The `inter_frailty_cl`

function uses the algorithm proposed on Lam and Wong (2014) to fit a cure rate model on clustered interval censored data. The input parameters are the same as the `inter_frailty`

function, with exception of `grp`

, a vector identifying the cluster of each observation.

```
# hypothetical interval censored dataset with a cure fraction
set.seed(2)
cureset <- sim_frailty_cl(120, nclus = 3)
# allocates the estimated parameters and covariance matrix
output <- inter_frailty_cl(cureset,
cureset$L, cureset$R, cureset$delta,
c("xi1", "xi2"), c("xi1", "xi2"),
grp = cureset$clus, M = 30, max_n = 30,
burn_in = 10)
```

The estimated parameters are:

`output$par`

```
## intercept xi1 xi2 xi1 xi2 log_w
## 0.3296825 0.6636964 0.1059934 -0.1125780 0.5885190 -0.5664734
```

The output vector on `$par`

have, as the non-clustered version, the effects associated with the incidence and latency of the model. One additional parameter is estimated and shown: \(\log(w)\), where the group effect is obtained from \(Gamma(w, w)\), as can be seen on the original paper. As the mean of the group effect is 1, the cure rate for this scenario, fixing the cluster effects as its mean, is obtained the same way as for the `inter_frailty`

function previosly shown.

Lam, Kwok Fai, and Kin Yau Wong. 2014. “Semiparametric Analysis of Clustered Interval-Censored Survival Data with a Cure Fraction.” *Computational Statistics and Data Analysis* 79: 165–74.
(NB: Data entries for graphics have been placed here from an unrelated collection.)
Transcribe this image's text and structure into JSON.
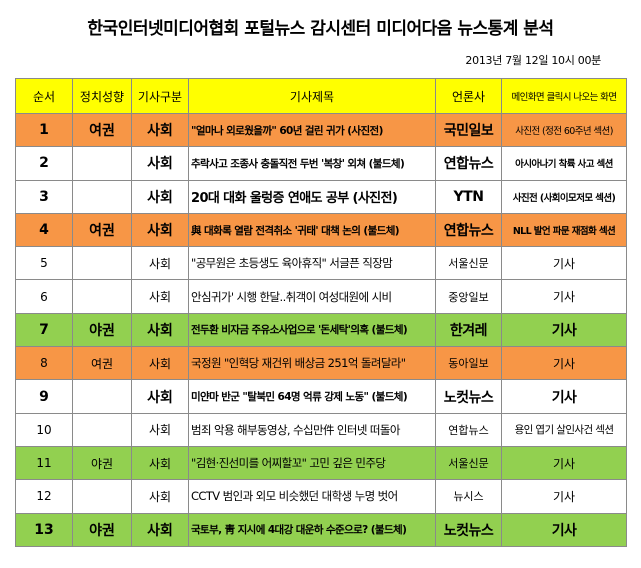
{
  "title": "한국인터넷미디어협회 포털뉴스 감시센터 미디어다음 뉴스통계 분석",
  "date": "2013년 7월 12일 10시 00분",
  "headers": {
    "no": "순서",
    "politics": "정치성향",
    "category": "기사구분",
    "article": "기사제목",
    "publisher": "언론사",
    "note": "메인화면 클릭시 나오는 화면"
  },
  "colors": {
    "header": "#ffff00",
    "orange": "#f79646",
    "green": "#92d050",
    "border": "#8a8a8a"
  },
  "rows": [
    {
      "no": "1",
      "politics": "여권",
      "category": "사회",
      "article": "\"얼마나 외로웠을까\" 60년 걸린 귀가 (사진전)",
      "publisher": "국민일보",
      "note": "사진전 (정전 60주년 섹션)"
    },
    {
      "no": "2",
      "politics": "",
      "category": "사회",
      "article": "추락사고 조종사 충돌직전 두번 '복창' 외쳐 (불드체)",
      "publisher": "연합뉴스",
      "note": "아시아나기 착륙 사고 섹션"
    },
    {
      "no": "3",
      "politics": "",
      "category": "사회",
      "article": "20대 대화 울렁증 연애도 공부 (사진전)",
      "publisher": "YTN",
      "note": "사진전 (사회이모저모 섹션)"
    },
    {
      "no": "4",
      "politics": "여권",
      "category": "사회",
      "article": "與 대화록 열람 전격취소 '귀태' 대책 논의 (불드체)",
      "publisher": "연합뉴스",
      "note": "NLL 발언 파문 재점화 섹션"
    },
    {
      "no": "5",
      "politics": "",
      "category": "사회",
      "article": "\"공무원은 초등생도 육아휴직\" 서글픈 직장맘",
      "publisher": "서울신문",
      "note": "기사"
    },
    {
      "no": "6",
      "politics": "",
      "category": "사회",
      "article": "안심귀가' 시행 한달..취객이 여성대원에 시비",
      "publisher": "중앙일보",
      "note": "기사"
    },
    {
      "no": "7",
      "politics": "야권",
      "category": "사회",
      "article": "전두환 비자금 주유소사업으로 '돈세탁'의혹 (불드체)",
      "publisher": "한겨레",
      "note": "기사"
    },
    {
      "no": "8",
      "politics": "여권",
      "category": "사회",
      "article": "국정원 \"인혁당 재건위 배상금 251억 돌려달라\"",
      "publisher": "동아일보",
      "note": "기사"
    },
    {
      "no": "9",
      "politics": "",
      "category": "사회",
      "article": "미얀마 반군 \"탈북민 64명 억류 강제 노동\" (불드체)",
      "publisher": "노컷뉴스",
      "note": "기사"
    },
    {
      "no": "10",
      "politics": "",
      "category": "사회",
      "article": "범죄 악용 해부동영상, 수십만件 인터넷 떠돌아",
      "publisher": "연합뉴스",
      "note": "용인 엽기 살인사건 섹션"
    },
    {
      "no": "11",
      "politics": "야권",
      "category": "사회",
      "article": "\"김현·진선미를 어찌할꼬\" 고민 깊은 민주당",
      "publisher": "서울신문",
      "note": "기사"
    },
    {
      "no": "12",
      "politics": "",
      "category": "사회",
      "article": "CCTV 범인과 외모 비슷했던 대학생 누명 벗어",
      "publisher": "뉴시스",
      "note": "기사"
    },
    {
      "no": "13",
      "politics": "야권",
      "category": "사회",
      "article": "국토부, 靑 지시에 4대강 대운하 수준으로? (불드체)",
      "publisher": "노컷뉴스",
      "note": "기사"
    }
  ]
}
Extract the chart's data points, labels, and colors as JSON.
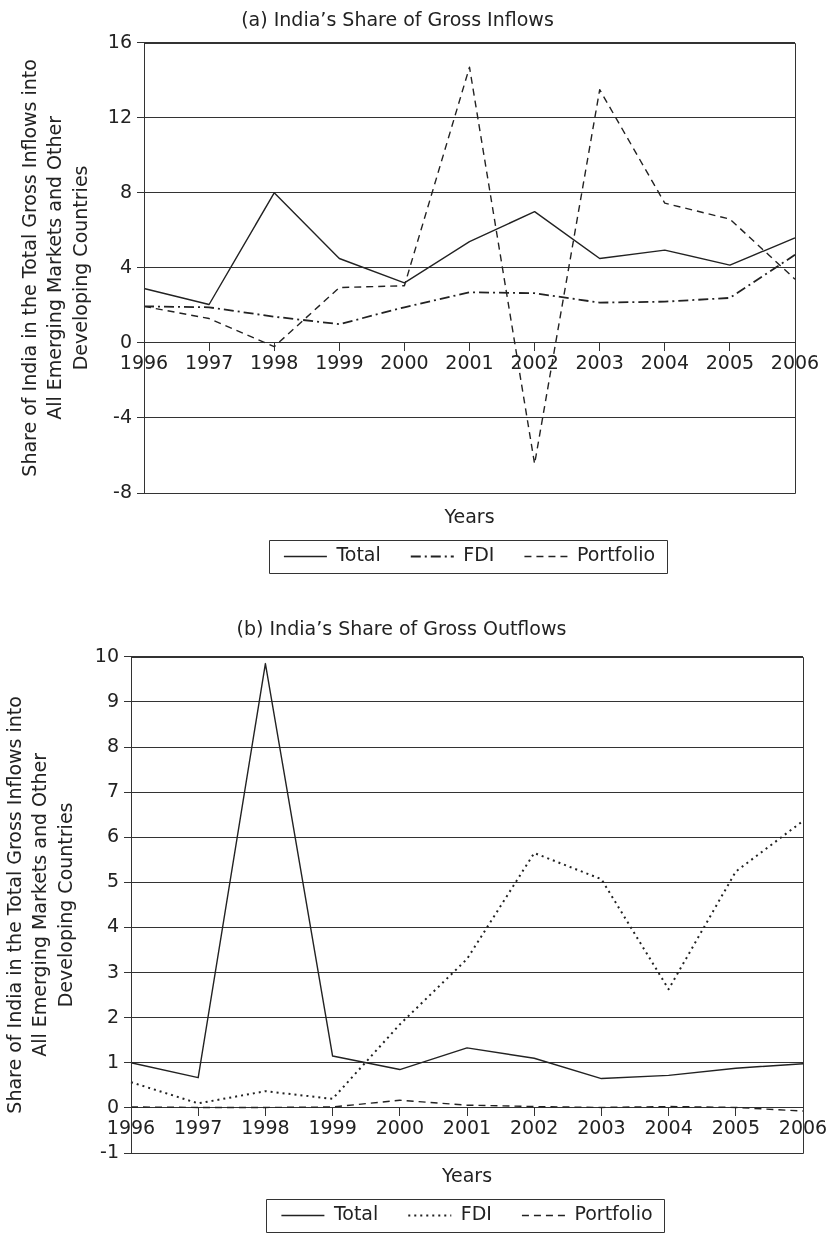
{
  "chart_data": [
    {
      "type": "line",
      "title": "(a) India’s Share of Gross Inflows",
      "xlabel": "Years",
      "ylabel": "Share of India in the Total Gross Inflows into\nAll Emerging Markets and Other\nDeveloping Countries",
      "categories": [
        "1996",
        "1997",
        "1998",
        "1999",
        "2000",
        "2001",
        "2002",
        "2003",
        "2004",
        "2005",
        "2006"
      ],
      "series": [
        {
          "name": "Total",
          "color": "#222222",
          "line_style": "solid",
          "values": [
            2.9,
            2.05,
            8.0,
            4.5,
            3.2,
            5.4,
            7.0,
            4.5,
            4.95,
            4.15,
            5.6
          ]
        },
        {
          "name": "FDI",
          "color": "#222222",
          "line_style": "dashdot",
          "values": [
            1.95,
            1.9,
            1.4,
            1.0,
            1.9,
            2.7,
            2.65,
            2.15,
            2.2,
            2.4,
            4.7
          ]
        },
        {
          "name": "Portfolio",
          "color": "#222222",
          "line_style": "dashed",
          "values": [
            1.95,
            1.3,
            -0.2,
            2.95,
            3.05,
            14.7,
            -6.45,
            13.5,
            7.45,
            6.6,
            3.4
          ]
        }
      ],
      "ylim": [
        -8,
        16
      ],
      "yticks": [
        -8,
        -4,
        0,
        4,
        8,
        12,
        16
      ],
      "grid": "y",
      "legend": "bottom"
    },
    {
      "type": "line",
      "title": "(b) India’s Share of Gross Outflows",
      "xlabel": "Years",
      "ylabel": "Share of India in the Total Gross Inflows into\nAll Emerging Markets and Other\nDeveloping Countries",
      "categories": [
        "1996",
        "1997",
        "1998",
        "1999",
        "2000",
        "2001",
        "2002",
        "2003",
        "2004",
        "2005",
        "2006"
      ],
      "series": [
        {
          "name": "Total",
          "color": "#222222",
          "line_style": "solid",
          "values": [
            1.0,
            0.67,
            9.85,
            1.15,
            0.85,
            1.33,
            1.1,
            0.65,
            0.72,
            0.88,
            0.98
          ]
        },
        {
          "name": "FDI",
          "color": "#222222",
          "line_style": "dotted",
          "values": [
            0.57,
            0.1,
            0.37,
            0.2,
            1.85,
            3.3,
            5.65,
            5.07,
            2.63,
            5.24,
            6.36
          ]
        },
        {
          "name": "Portfolio",
          "color": "#222222",
          "line_style": "dashed",
          "values": [
            0.02,
            0.01,
            0.01,
            0.02,
            0.17,
            0.06,
            0.03,
            0.01,
            0.03,
            0.01,
            -0.07
          ]
        }
      ],
      "ylim": [
        -1,
        10
      ],
      "yticks": [
        -1,
        0,
        1,
        2,
        3,
        4,
        5,
        6,
        7,
        8,
        9,
        10
      ],
      "grid": "y",
      "legend": "bottom"
    }
  ]
}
Lam, Kwok Fai, Kin Yau Wong, and Feifei Zhou. 2013. “A Semiparametric Cure Model for Interval-Censored Data.” *Biometrical Journal* 55 (5): 771–88.

Shen, Yu, and Liu Hao. 2009. “A Semiparametric Regression Cure Model for Interval-Censored Data.” *Journal of the American Statistical Association* 104 (487): 1168–78.

Siegel, Andrew F. 1979. “The Noncentral Chi-Squared Distribution with Zero Degrees of Freedom and Testing for Uniformity.” *Biometrika* 66: 381–86.